Clever Dogs
Four men were bragging about how smart their dogs were. The first was a draftsman, the second an accountant, the third was a pharmacist and the fourth was an unemployed painter and decorater.
To show off, the draftsman called to his dog: “Tsquare, strut your stuff, boy!”
Tsquare jumped up on a drawing board, took out some paper and a pen and promptly drew a circle, a square, and a triangle.
Everyone agreed that was pretty smart.
The accountant said his dog could do better. He called his dog and said: “Spreadsheet, do your stuff.”
Spreadsheet went out into the kitchen and returned with a dozen biscuits and promptly divided them into four piles of three.
Everyone agreed that was bloody clever.
The pharmacist said his dog could do even better.
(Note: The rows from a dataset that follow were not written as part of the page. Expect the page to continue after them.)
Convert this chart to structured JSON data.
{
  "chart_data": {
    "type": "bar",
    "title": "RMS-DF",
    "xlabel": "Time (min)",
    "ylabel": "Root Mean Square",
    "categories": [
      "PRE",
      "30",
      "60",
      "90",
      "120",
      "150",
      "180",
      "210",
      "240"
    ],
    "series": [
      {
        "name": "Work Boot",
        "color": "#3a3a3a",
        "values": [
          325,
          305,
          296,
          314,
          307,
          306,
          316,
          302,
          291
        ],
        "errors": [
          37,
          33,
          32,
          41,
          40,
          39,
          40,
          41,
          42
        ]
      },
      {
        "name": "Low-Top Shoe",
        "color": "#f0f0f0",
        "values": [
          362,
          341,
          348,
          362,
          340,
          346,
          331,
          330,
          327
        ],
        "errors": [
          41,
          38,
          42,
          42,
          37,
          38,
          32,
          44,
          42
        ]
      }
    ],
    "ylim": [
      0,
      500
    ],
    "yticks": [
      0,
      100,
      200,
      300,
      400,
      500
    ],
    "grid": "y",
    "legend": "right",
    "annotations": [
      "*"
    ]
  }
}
He called his dog and said: “Testube, do your stuff.”
Testube got up, walked over to the fridge, took out a pint of milk, got a glass from the cupboard and filled it to the brim without spilling a drop.
Everyone agreed that was pretty good too.
Then the three men turned to the unemployed painter and decorater and said, “What can your mangy old mutt do?"
The jobless painter and decorater whistled up his dog cat and said, “TeaBreak, hit it, mate!”
TeaBreak jumped to his feet, ate the biscuits, drank the milk, crapped on the paper, humped the other three dogs, claimed he'd injured his back while doing so, filed a grievance report for unsafe working conditions, applied for compensation and went home for the rest of the day on sick leave, after accepting the offer of counselling.